7 To God all glory, praise, and love
be now and ever given
by saints below and saints above,
the church in earth and heaven.
|First Line:||Oh, for a thousand tongues to sing|
|Title:||Oh, for a Thousand Tongues to Sing|
|Author:||Charles Wesley (1739, alt.)|
|Scripture:||Luke 4:18-19; Acts 3:8; Romans 5:1; Hebrews 2:4|
|Topic:||Doxologies; Praise & Adoration; Songs for Children: Hymns(1 more...)|
|Composer:||Carl G. Gläser (1828)|
|Adapter and Arranger:||Lowell Mason (1839)|
st. 1-2 = Ps.145:10-12
st. 2 = Luke 4:18-19, Isa. 61:1-2
st. 3 = Acts 3:16, Rom. 5:1
st. 4 = Col. 2:14
st. 5 = Heb. 2:4
st. 6 = Matt. 11:5, Isa.35:6, Acts 3:8
st. 7 = Rev. 5:13
In 1739, for the first anniversary of his conversion, Charles Wesley (PHH 267) wrote an eighteen-stanza text beginning "Glory to God, and praise and love." It was published in Hymns and Sacred Poems (1740), a hymnal compiled by Wesley and his brother John. The familiar hymn "Oh, for a Thousand Tongues" comes from stanzas 1 and 7-12 of this longer text (this pattern already occurs in Richard Conyers's Collection of Psalms and Hymns 1772). Stanza 7 is the doxology stanza that began the original hymn. Wesley acquired the title phrase of this text from Peter Böhler, a Moravian, who said to Wesley, "If I had a thousand tongues, I would praise Christ with them all" (Böhler was actually quoting from Johann Mentzner's German hymn "O dass ich tausend Zungen hätte").

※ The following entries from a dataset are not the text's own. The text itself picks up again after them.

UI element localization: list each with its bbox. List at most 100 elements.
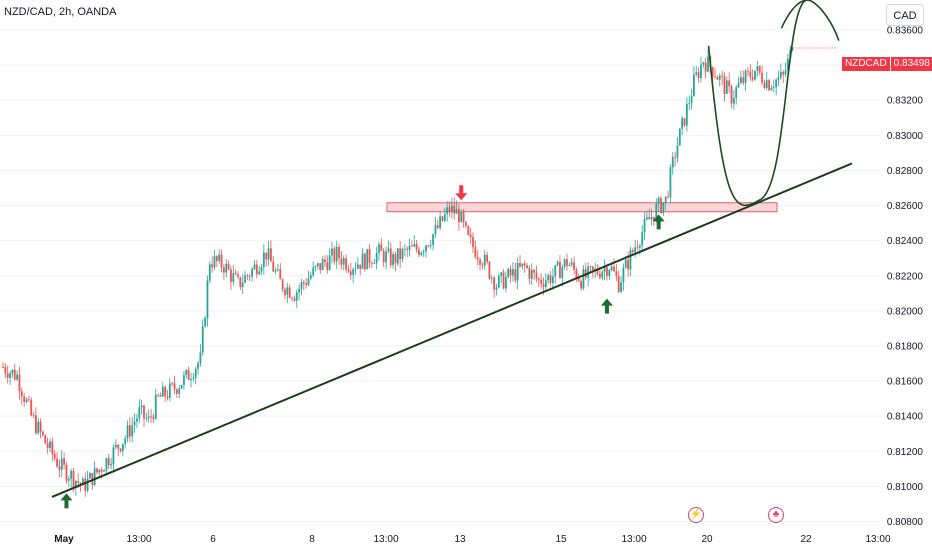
projection-curve[interactable] <box>707 0 840 207</box>
arrow-up-icon[interactable] <box>652 214 665 230</box>
candle-body <box>509 269 512 276</box>
x-tick-label: 6 <box>210 534 216 545</box>
candle-body <box>664 196 667 203</box>
candle-body <box>173 383 176 390</box>
candle-body <box>624 259 627 268</box>
candle-body <box>124 438 127 444</box>
candle-body <box>347 269 350 272</box>
trendline[interactable] <box>51 162 853 498</box>
x-tick-label: 13:00 <box>865 534 890 545</box>
candle-body <box>56 458 58 467</box>
candle-body <box>42 431 44 436</box>
price-axis[interactable]: 0.836000.834000.832000.830000.828000.826… <box>887 26 924 528</box>
support-resistance-zone[interactable] <box>386 202 778 213</box>
candle-body <box>465 221 467 226</box>
candle-body <box>105 458 108 471</box>
candle-body <box>448 207 451 212</box>
price-tag-symbol: NZDCAD <box>842 57 891 71</box>
candle-body <box>13 369 16 380</box>
arrow-up-icon[interactable] <box>600 298 613 314</box>
candle-body <box>519 263 521 267</box>
candle-body <box>51 441 54 454</box>
candle-body <box>472 236 474 248</box>
candle-body <box>631 250 634 252</box>
candle-body <box>723 76 726 94</box>
candle-body <box>164 386 167 397</box>
candle-body <box>58 466 61 470</box>
time-axis[interactable]: May 13:00 6 8 13:00 13 15 13:00 20 22 13:00 <box>54 534 891 545</box>
candle-body <box>596 268 599 274</box>
candle-body <box>690 96 693 104</box>
projection-path[interactable] <box>780 0 810 29</box>
y-tick-label: 0.81400 <box>887 412 924 423</box>
candle-body <box>314 266 317 268</box>
candle-body <box>295 292 298 301</box>
x-tick-label: 8 <box>309 534 315 545</box>
candle-body <box>140 405 143 408</box>
candle-body <box>777 77 780 80</box>
candle-body <box>758 66 761 73</box>
candle-body <box>580 281 582 289</box>
currency-button[interactable]: CAD <box>886 4 924 26</box>
annotation-arrows[interactable] <box>60 185 665 509</box>
candle-body <box>157 394 159 396</box>
candle-body <box>298 288 300 293</box>
arrow-up-icon[interactable] <box>60 493 73 509</box>
x-tick-label: 22 <box>800 534 812 545</box>
candle-body <box>643 219 646 233</box>
candle-body <box>399 248 402 260</box>
candle-body <box>554 265 557 277</box>
candle-body <box>255 264 258 275</box>
candle-body <box>688 103 691 104</box>
candle-body <box>333 248 336 262</box>
arrow-down-icon[interactable] <box>455 185 468 201</box>
candle-body <box>646 217 648 220</box>
zone-rect[interactable] <box>386 202 778 213</box>
projection-path[interactable] <box>707 0 840 207</box>
candle-body <box>566 259 568 266</box>
candle-body <box>9 373 11 379</box>
candle-body <box>787 58 789 71</box>
candle-body <box>514 269 517 281</box>
canada-flag-icon[interactable]: ♣ <box>768 507 784 523</box>
last-price-tag: NZDCAD 0.83498 <box>842 57 932 71</box>
candle-body <box>601 271 604 278</box>
lightning-icon[interactable]: ⚡ <box>688 507 704 523</box>
candle-body <box>441 216 444 221</box>
candle-body <box>570 262 573 265</box>
candle-body <box>342 258 345 265</box>
candle-body <box>425 245 427 252</box>
candle-body <box>77 480 80 483</box>
candle-body <box>716 77 719 80</box>
y-tick-label: 0.81200 <box>887 447 924 458</box>
candle-body <box>220 254 223 268</box>
candle-body <box>366 249 369 270</box>
candle-body <box>138 407 141 419</box>
candle-body <box>192 377 195 379</box>
candle-body <box>505 277 507 289</box>
candle-body <box>349 271 352 275</box>
candle-body <box>655 203 658 221</box>
candle-body <box>305 283 308 285</box>
candle-body <box>84 478 87 491</box>
candle-body <box>779 71 782 78</box>
candle-body <box>556 261 559 266</box>
candle-body <box>187 369 190 380</box>
candle-body <box>375 252 378 264</box>
candle-body <box>251 269 253 277</box>
y-tick-label: 0.82400 <box>887 236 924 247</box>
candle-body <box>215 256 218 261</box>
candle-body <box>791 47 794 50</box>
candle-body <box>340 258 343 265</box>
y-tick-label: 0.82000 <box>887 306 924 317</box>
y-tick-label: 0.83200 <box>887 96 924 107</box>
trendline-segment[interactable] <box>51 162 853 498</box>
candle-body <box>474 247 477 258</box>
candle-body <box>258 271 261 275</box>
candle-body <box>237 274 239 278</box>
candle-body <box>530 269 533 279</box>
candle-body <box>30 400 33 416</box>
candle-body <box>573 262 575 270</box>
grid <box>0 29 880 522</box>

Through this jubilant, partly autobiographical text Wesley exalts his Redeemer and Lord. With its many biblical allusions it has become a great favorite of many Christians.

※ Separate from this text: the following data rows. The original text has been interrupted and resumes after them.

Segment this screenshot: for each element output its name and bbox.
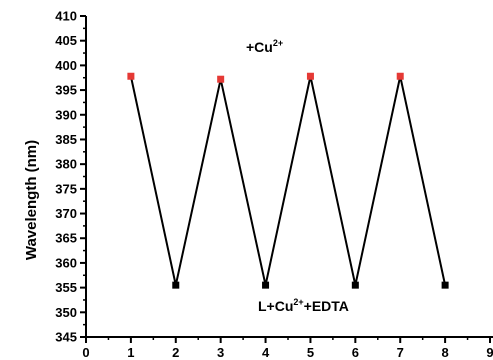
- x-tick-label: 2: [172, 345, 179, 360]
- y-tick-label: 360: [55, 255, 77, 270]
- x-tick-label: 5: [307, 345, 314, 360]
- x-tick-label: 3: [217, 345, 224, 360]
- x-tick-label: 7: [397, 345, 404, 360]
- x-ticks: 0 1 2 3 4 5 6 7 8 9: [82, 337, 493, 360]
- x-tick-label: 8: [441, 345, 448, 360]
- y-tick-label: 355: [55, 280, 77, 295]
- annotation-edta-base: L+Cu: [258, 298, 293, 314]
- x-tick-label: 1: [127, 345, 134, 360]
- y-tick-label: 410: [55, 9, 77, 24]
- x-tick-label: 4: [262, 345, 270, 360]
- x-tick-label: 0: [82, 345, 89, 360]
- data-points: [127, 72, 449, 289]
- y-tick-label: 405: [55, 33, 77, 48]
- annotation-cu-base: +Cu: [246, 39, 273, 55]
- x-tick-label: 6: [352, 345, 359, 360]
- data-point: [262, 281, 270, 289]
- annotation-cu: +Cu2+: [246, 38, 283, 55]
- y-tick-label: 385: [55, 132, 77, 147]
- data-point: [441, 281, 449, 289]
- data-point: [127, 72, 135, 80]
- data-point: [172, 281, 180, 289]
- y-tick-label: 375: [55, 181, 77, 196]
- y-tick-label: 370: [55, 206, 77, 221]
- x-tick-label: 9: [486, 345, 493, 360]
- data-point: [217, 75, 225, 83]
- y-tick-label: 400: [55, 58, 77, 73]
- y-tick-label: 390: [55, 107, 77, 122]
- y-axis-label: Wavelength (nm): [23, 140, 40, 260]
- y-tick-label: 395: [55, 83, 77, 98]
- y-tick-label: 365: [55, 231, 77, 246]
- series-line-group: [129, 76, 447, 286]
- annotation-edta: L+Cu2++EDTA: [258, 297, 349, 314]
- y-tick-label: 380: [55, 157, 77, 172]
- data-point: [396, 72, 404, 80]
- y-tick-label: 350: [55, 305, 77, 320]
- data-point: [351, 281, 359, 289]
- annotation-cu-sup: 2+: [273, 38, 283, 48]
- y-ticks: 345 350 355 360 365 370 375 380 385 390 395 400 405 4…: [55, 9, 86, 345]
- series-line: [129, 76, 447, 286]
- y-tick-label: 345: [55, 330, 77, 345]
- annotation-edta-suffix: +EDTA: [304, 298, 349, 314]
- annotation-edta-sup: 2+: [293, 297, 303, 307]
- data-point: [306, 72, 314, 80]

Many types of services; profession of faith; baptism; other times of renewal; Pentecost.
--Psalter Hymnal Handbook
Lowell Mason (PHH 96) adapted AZMON from a melody composed by Carl G. Gläser in 1828. Mason published a duple-meter version in his Modern Psalmist (1839) but changed it to triple meter in his later publications. Mason used (often obscure) biblical names for his tune titles; Azmon, a city south of Canaan, appears in Numbers 34:4-5.
AZMON is the preferred tune for this text in the United States. The British often use RlCHMOND (335), which offers a descant, or LYNGHAM (404), a fuguing tune. Either of these would make fine alternate tunes.
This great hymn of praise and rejoicing calls for exuberant singing and strong, full accompaniment. Assign some stanzas to antiphonal groups singing in harmony; reserve the final stanza for unison with descant.